The Lost Girls: Three Friends, Four Continents, One Unconventional Detour Around the World by Jennifer Baggett, Holly C. Corbett and Amanda Pressner is about three friends in their late 20s who abandon their magazine and media careers in New York City to spend a year circumventing the globe.
The friends take turns writing the chapters, which are written chronologically according to their travels. Throughout their travels, the girls hike the Inca Trail to Machu Picchu in Peru, relax on the beaches of Salvador in Brazil, volunteer at an orphanage in Kenya, stay at an ashram in India, explore the recently-opened-to-foreign-tourists destination of Laos, bungee jump in New Zealand and road trip around Australia in a gigantic van. I’d been to a few of their destinations (Peru, Brazil and Kenya), so it was great to reminiscence, and since I want to travel everywhere, the book gave me event more travel ideas.
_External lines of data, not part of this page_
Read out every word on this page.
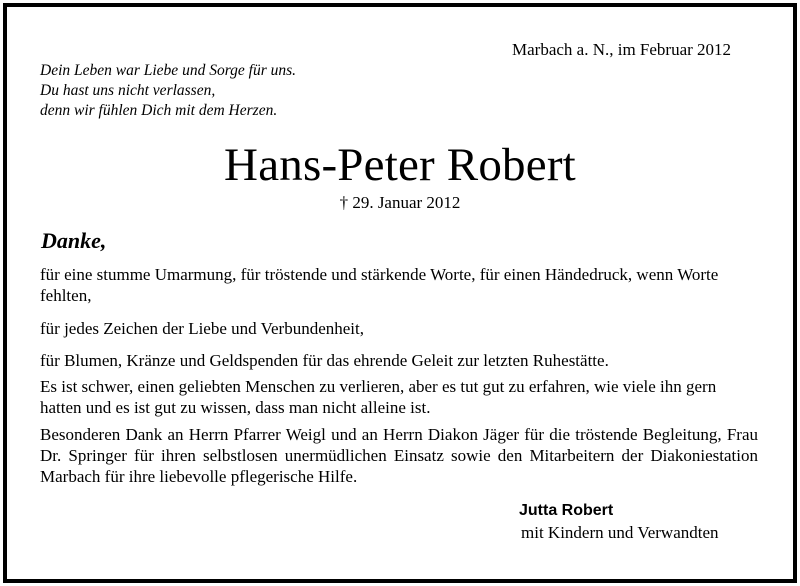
Marbach a. N., im Februar 2012
Dein Leben war Liebe und Sorge für uns.
Du hast uns nicht verlassen,
denn wir fühlen Dich mit dem Herzen.
Hans-Peter Robert
† 29. Januar 2012
Danke,
für eine stumme Umarmung, für tröstende und stärkende Worte, für einen Händedruck, wenn Worte fehlten,
für jedes Zeichen der Liebe und Verbundenheit,
für Blumen, Kränze und Geldspenden für das ehrende Geleit zur letzten Ruhestätte.
Es ist schwer, einen geliebten Menschen zu verlieren, aber es tut gut zu erfahren, wie viele ihn gern hatten und es ist gut zu wissen, dass man nicht alleine ist.
Besonderen Dank an Herrn Pfarrer Weigl und an Herrn Diakon Jäger für die tröstende Begleitung, Frau Dr. Springer für ihren selbstlosen unermüdlichen Einsatz sowie den Mitarbeitern der Diakoniestation Marbach für ihre liebevolle pflegerische Hilfe.
Jutta Robert
mit Kindern und Verwandten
The book is interesting in that it’s written from three points-of-view, and each of the “The Lost Girls” has her own travel personality and life issues to deal with on the road. Jen, for example, is a thrill seeker, Jen and Amanda enjoy the backpacker party scene, and Holly is into experiential learning. Almost immediately into reading the book, I identified with Holly, and especially enjoyed reading about her connection with an orphan in Kenya and her yoga teacher training course at an ashram in India. I’m not much for zip-lining, bungee jumping or partying with a bunch of backpackers, but if that’s your thing, there’s something in this book for every kind of budget traveler.
Through this book, I also discovered the website and blog “Lost Girls World,” which Jen, Holly and Amanda began during their travels and which continues on as a travel resource site especially geared toward young women. And if you’re interested in travel writing, they’re looking for contributors. (I’m waiting to hear back on my own article pitch.)
Now on to dinner at Firefly Summerlin.
I’d been to this location once before, and a number of times to their other location near the Las Vegas Strip. Rumor has it that they’ll be opening up a third location in Henderson soon.
For libations, I tried the house-made blackberry-infused vodka and we split a pitcher of sangria among four of us. The alcohol content seemed to be a bit light (I had a slight buzz only after 3 drinks), but it was happy hour and you can’t argue with a $14 pitcher of sangria.
While their menu features paella and a few other hearty main dishes, what Firefly is really known for is their tapas/small plates. I tried their ahi tuna skewer with mango and a mustard-ginger glaze, their roasted baby beet salad, and shared an order of pulpo asado (marinated octopus) with my husband. The ahi tuna was excellent. The octopus was decent, but not the best I’ve had. I chose the beet salad as a health-minded dish, and it was good, especially with the addition of toasted pecans.
For dessert, I chose the fruit and cheese plate, which included 3 different types of Spanish cheeses, grapes, apple slices, grilled bread and more of those tasty toasted pecans. By that time I was pretty stuffed from the tapas, so most of the dessert came home with me for breakfast this morning.
I’m already looking forward to our April meet-up: C. M. Mayo’s Miraculous Air: Journey of a Thousand Miles through Baja California, the Other Mexico + dinner at a local Mexican restaurant. Even more exciting is the trip to Ireland that the Destinations Book and Dinner Club is planning for next March. I’m sending in my trip deposit today!